Erdoğan, Mısır, Suudi Arabistan, Libya ve Moskova’yı suçluyor ancak onun gerçek hasımları Ankara ve İstanbul’da, kendi partisi içinde, müttefikleri arasında ve kendisinden ayrılıp ilk seçimde kendisinden kurtulmayı amaçlayanlardır. Ancak en büyük hasmı, liranın değer kaybetmesi ve ekonominin geriye gitmesiyle üzerinde etkisinin çoğunu yitirdiği Türk halkıdır. Bunların çoğunun da nedeni kendi kişisel kararlarıdır.” (Abdurrahman Raşid / Suudi Şark’ül Evsat gazetesi)

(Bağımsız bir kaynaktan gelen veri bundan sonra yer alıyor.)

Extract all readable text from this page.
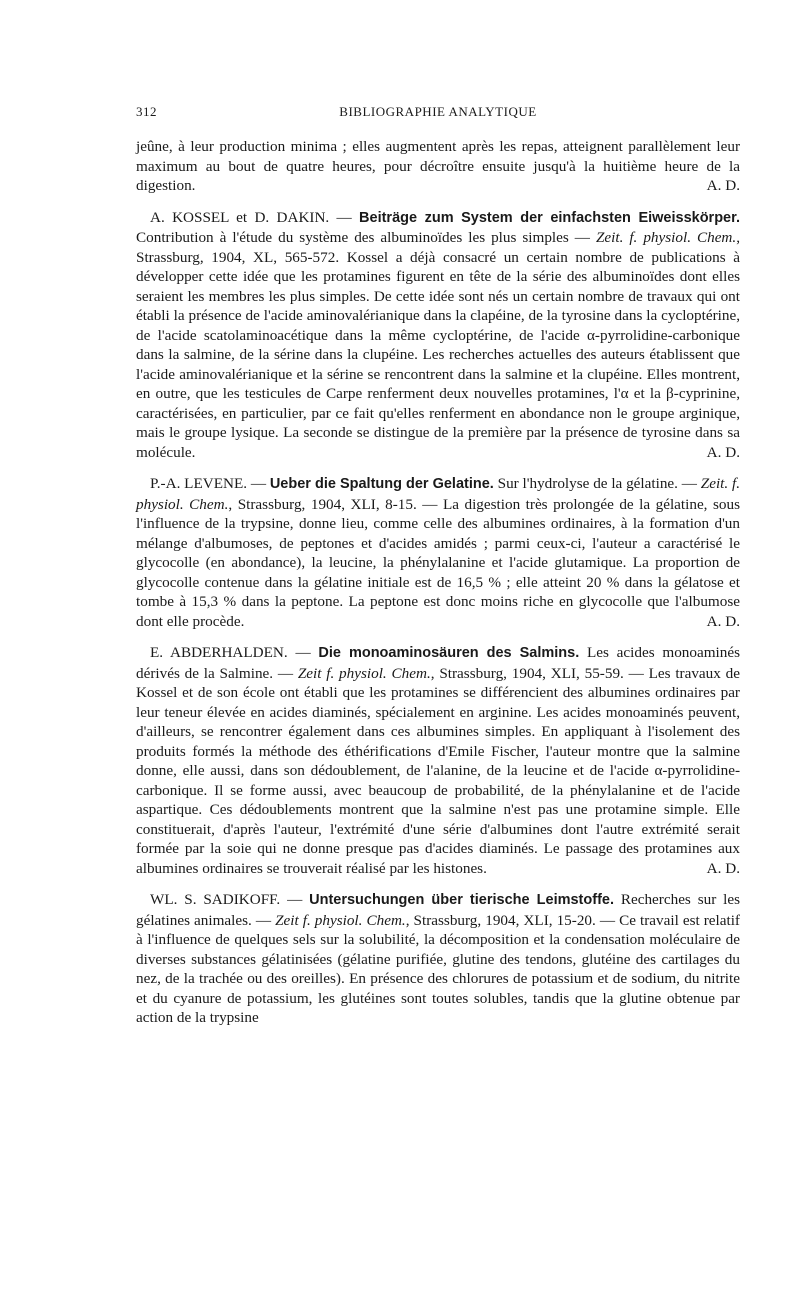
312	BIBLIOGRAPHIE ANALYTIQUE

jeûne, à leur production minima ; elles augmentent après les repas, atteignent parallèlement leur maximum au bout de quatre heures, pour décroître ensuite jusqu'à la huitième heure de la digestion.	A. D.

A. KOSSEL et D. DAKIN. — Beiträge zum System der einfachsten Eiweisskörper. Contribution à l'étude du système des albuminoïdes les plus simples — Zeit. f. physiol. Chem., Strassburg, 1904, XL, 565-572. Kossel a déjà consacré un certain nombre de publications à développer cette idée que les protamines figurent en tête de la série des albuminoïdes dont elles seraient les membres les plus simples. De cette idée sont nés un certain nombre de travaux qui ont établi la présence de l'acide aminovalérianique dans la clapéine, de la tyrosine dans la cycloptérine, de l'acide scatolaminoacétique dans la même cycloptérine, de l'acide α-pyrrolidine-carbonique dans la salmine, de la sérine dans la clupéine. Les recherches actuelles des auteurs établissent que l'acide aminovalérianique et la sérine se rencontrent dans la salmine et la clupéine. Elles montrent, en outre, que les testicules de Carpe renferment deux nouvelles protamines, l'α et la β-cyprinine, caractérisées, en particulier, par ce fait qu'elles renferment en abondance non le groupe arginique, mais le groupe lysique. La seconde se distingue de la première par la présence de tyrosine dans sa molécule.	A. D.

P.-A. LEVENE. — Ueber die Spaltung der Gelatine. Sur l'hydrolyse de la gélatine. — Zeit. f. physiol. Chem., Strassburg, 1904, XLI, 8-15. — La digestion très prolongée de la gélatine, sous l'influence de la trypsine, donne lieu, comme celle des albumines ordinaires, à la formation d'un mélange d'albumoses, de peptones et d'acides amidés ; parmi ceux-ci, l'auteur a caractérisé le glycocolle (en abondance), la leucine, la phénylalanine et l'acide glutamique. La proportion de glycocolle contenue dans la gélatine initiale est de 16,5 % ; elle atteint 20 % dans la gélatose et tombe à 15,3 % dans la peptone. La peptone est donc moins riche en glycocolle que l'albumose dont elle procède.	A. D.

E. ABDERHALDEN. — Die monoaminosäuren des Salmins. Les acides monoaminés dérivés de la Salmine. — Zeit f. physiol. Chem., Strassburg, 1904, XLI, 55-59. — Les travaux de Kossel et de son école ont établi que les protamines se différencient des albumines ordinaires par leur teneur élevée en acides diaminés, spécialement en arginine. Les acides monoaminés peuvent, d'ailleurs, se rencontrer également dans ces albumines simples. En appliquant à l'isolement des produits formés la méthode des éthérifications d'Emile Fischer, l'auteur montre que la salmine donne, elle aussi, dans son dédoublement, de l'alanine, de la leucine et de l'acide α-pyrrolidine-carbonique. Il se forme aussi, avec beaucoup de probabilité, de la phénylalanine et de l'acide aspartique. Ces dédoublements montrent que la salmine n'est pas une protamine simple. Elle constituerait, d'après l'auteur, l'extrémité d'une série d'albumines dont l'autre extrémité serait formée par la soie qui ne donne presque pas d'acides diaminés. Le passage des protamines aux albumines ordinaires se trouverait réalisé par les histones.	A. D.

WL. S. SADIKOFF. — Untersuchungen über tierische Leimstoffe. Recherches sur les gélatines animales. — Zeit f. physiol. Chem., Strassburg, 1904, XLI, 15-20. — Ce travail est relatif à l'influence de quelques sels sur la solubilité, la décomposition et la condensation moléculaire de diverses substances gélatinisées (gélatine purifiée, glutine des tendons, glutéine des cartilages du nez, de la trachée ou des oreilles). En présence des chlorures de potassium et de sodium, du nitrite et du cyanure de potassium, les glutéines sont toutes solubles, tandis que la glutine obtenue par action de la trypsine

'TUNUS LİBYA’DA BELİRLEYİCİ FAKTÖR'

“Erdoğan’ın Tunus ziyaretinin iki önemli boyutu vardır. Biri ekonomik diğeri ise siyasidir. Ziyaretin her iki boyutu da Libya meselesiyle bağlantılıdır.

Ekonomik açıdan bakıldığında bu, Ulusal Mutabakat Hükümeti ve Türkiye arasındaki deniz nüfuz alanlarının belirlendiği anlaşmayla ilgilidir. Bu anlaşma Türkiye’ye Rus doğalgazına ve İran petrolüne olan bağımlılıktan kurtaracak petrol ve gaz gibi yeraltı kaynağına ulaşmasını sağlayacak. Ki bu durum da Türkiye’ye temel ihtiyaçlar açısından bağımsızlık sağlayacak, bunun da uluslararası ilişkileri kökten etkileyecek yansımaları olacaktır.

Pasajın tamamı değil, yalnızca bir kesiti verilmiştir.